# How to build a simple boost pedal?



## GuitaristZ (Jan 26, 2007)

I was going to build a fuzz face pedal once, but never finished it so I just took all the parts and put them away. Now I am thinking I could use a simple boost pedal. Just one know to turn up the volume and a switch to turn it off and on. Is it possible to do this with just a few parts? I dont want a complicated circuit. I want something super simple. Thanks!


----------



## elcabong (Mar 6, 2006)

Something like the Rangemaster could be what your looking for. It is rather simple, just one transistor and a few other parts and it has a good reputation as a booster.

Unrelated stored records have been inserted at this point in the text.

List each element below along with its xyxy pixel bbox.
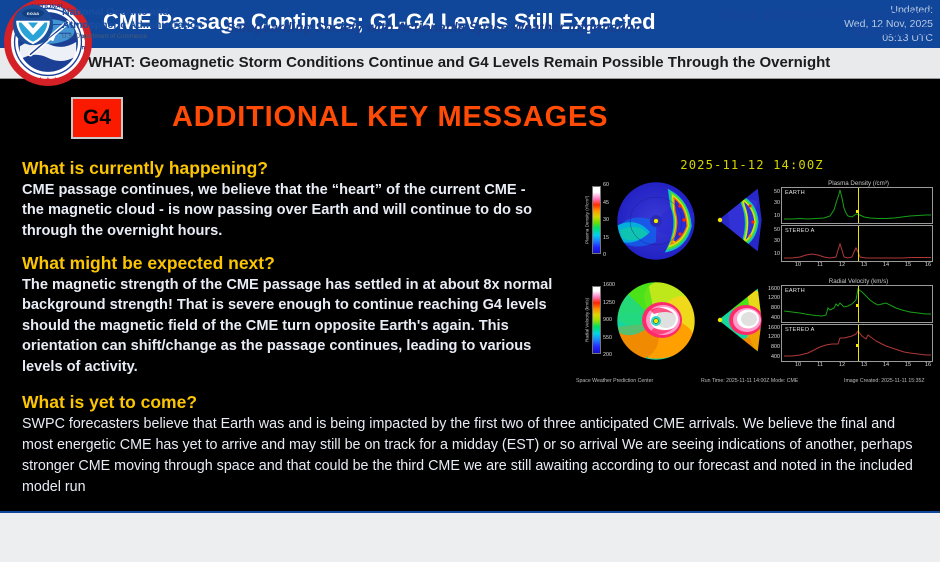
enlil-caption-left: Space Weather Prediction Center [576, 378, 653, 384]
colorbar-plasma-density-title: Plasma Density (r²/cm³) [582, 186, 592, 254]
subheader-text: WHAT: Geomagnetic Storm Conditions Conti… [88, 54, 830, 71]
section-body-next: The magnetic strength of the CME passage… [22, 275, 567, 377]
section-heading-next: What might be expected next? [22, 253, 275, 274]
xtick: 13 [861, 262, 867, 268]
colorbar-plasma-density-ticks: 60 45 30 15 0 [603, 182, 609, 258]
noaa-agency-line2: Atmospheric Administration [62, 19, 203, 32]
xtick: 10 [795, 262, 801, 268]
section-heading-yet-to-come: What is yet to come? [22, 392, 197, 413]
footer-tagline: Safeguarding Society with Actionable Spa… [226, 20, 642, 35]
timeseries-density-earth-panel: EARTH 50 30 10 [781, 187, 933, 224]
timeseries-radial-velocity-title: Radial Velocity (km/s) [781, 278, 936, 285]
footer-center-name: Space Weather Prediction Center [719, 6, 930, 23]
xtick: 16 [925, 262, 931, 268]
timeseries-velocity-stereoa-panel: STEREO A 1600 1200 800 400 10 11 12 13 1… [781, 324, 933, 362]
xtick: 15 [905, 362, 911, 368]
ytick: 800 [771, 344, 780, 350]
xtick: 11 [817, 362, 823, 368]
noaa-department-line: U.S. Department of Commerce [62, 33, 147, 40]
enlil-caption-runtime: Run Time: 2025-11-11 14:00Z Mode: CME [701, 378, 798, 384]
ytick: 30 [774, 238, 780, 244]
ytick: 50 [774, 189, 780, 195]
ytick: 400 [771, 354, 780, 360]
xtick: 11 [817, 262, 823, 268]
noaa-agency-line1: National Oceanic and [62, 6, 203, 19]
xtick: 16 [925, 362, 931, 368]
swpc-key-messages-slide: CME Passage Continues; G1-G4 Levels Stil… [0, 0, 940, 562]
timeseries-plasma-density-title: Plasma Density (/cm³) [781, 180, 936, 187]
enlil-caption-created: Image Created: 2025-11-11 15:35Z [844, 378, 925, 384]
tick: 0 [603, 252, 609, 258]
tick: 30 [603, 217, 609, 223]
g4-badge: G4 [71, 97, 123, 139]
section-heading-current: What is currently happening? [22, 158, 268, 179]
timeseries-density-stereoa-panel: STEREO A 50 30 10 10 11 12 13 14 15 16 [781, 225, 933, 262]
svg-text:noaa: noaa [27, 11, 39, 16]
xtick: 12 [839, 262, 845, 268]
current-time-marker [858, 188, 859, 223]
tick: 60 [603, 182, 609, 188]
ytick: 10 [774, 213, 780, 219]
additional-key-messages-title: ADDITIONAL KEY MESSAGES [172, 101, 608, 134]
current-time-marker [858, 226, 859, 261]
trace-label-stereo-a: STEREO A [785, 228, 815, 234]
noaa-agency-name: National Oceanic and Atmospheric Adminis… [62, 6, 203, 31]
footer-bar [0, 511, 940, 562]
tick: 15 [603, 235, 609, 241]
now-dot [856, 304, 859, 307]
ytick: 1200 [768, 334, 780, 340]
ytick: 1600 [768, 286, 780, 292]
ytick: 30 [774, 200, 780, 206]
tick: 45 [603, 200, 609, 206]
section-body-current: CME passage continues, we believe that t… [22, 180, 542, 241]
now-dot [856, 344, 859, 347]
ytick: 1200 [768, 295, 780, 301]
ytick: 10 [774, 251, 780, 257]
svg-text:★ ★ ★: ★ ★ ★ [37, 77, 58, 84]
enlil-date-stamp: 2025-11-12 14:00Z [566, 158, 938, 172]
xtick: 10 [795, 362, 801, 368]
colorbar-plasma-density: Plasma Density (r²/cm³) 60 45 30 15 0 [592, 186, 601, 254]
xtick: 14 [883, 362, 889, 368]
trace-label-earth: EARTH [785, 190, 805, 196]
current-time-marker [858, 325, 859, 361]
timeseries-velocity-earth-panel: EARTH 1600 1200 800 400 [781, 285, 933, 323]
xtick: 12 [839, 362, 845, 368]
ytick: 800 [771, 305, 780, 311]
ytick: 50 [774, 227, 780, 233]
xtick: 14 [883, 262, 889, 268]
ytick: 400 [771, 315, 780, 321]
colorbar-radial-velocity-title: Radial Velocity (km/s) [582, 286, 592, 354]
ytick: 1600 [768, 325, 780, 331]
section-body-yet-to-come: SWPC forecasters believe that Earth was … [22, 414, 927, 498]
now-dot [856, 210, 859, 213]
footer-center-location: Boulder, CO [719, 23, 930, 40]
trace-label-earth: EARTH [785, 288, 805, 294]
xtick: 13 [861, 362, 867, 368]
xtick: 15 [905, 262, 911, 268]
enlil-model-graphic[interactable]: 2025-11-12 14:00Z Plasma Density (r²/cm³… [566, 156, 938, 388]
colorbar-radial-velocity: Radial Velocity (km/s) 1600 1250 900 550… [592, 286, 601, 354]
footer-center-block: Space Weather Prediction Center Boulder,… [719, 6, 930, 40]
noaa-seal-icon: noaa [12, 4, 54, 46]
trace-label-stereo-a: STEREO A [785, 327, 815, 333]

I have most of the parts to build one, I still need to find a good Ge transistor for it.


----------



## PaulS (Feb 27, 2006)

Rangemaster is not a transparent boost, brings out the upper mids and highs. Has a unique sound but I found it kind of likes humbuckers over single coils. There are lots of Jfet style boosts out there that are simple and fairly transparent. Check out general guitar gadgets and the diy forums for some circuit ideas.


----------



## Hamm Guitars (Jan 12, 2007)

The simplest method would only use a resistor, a switch and two jacks.

The normal state would have the resistor in line, attenuating the signal from your guitar, and stepping on the switch would remove the resistor from the circuit giving you full power.

You could however, just use the volume controll on your guitar and get the same effect. It's not a boost, but it is the simplest method of getting a switch between two volume levels.


----------



## Ripper (Jul 1, 2006)

I've built a couple of copies of the LPB-1 and they work great. Simple circuit, easy to do on just a perf or breadboard. Very transparent and has up to 30db of boost. You can find the plans/schematics for this just by doing a google search for them.


----------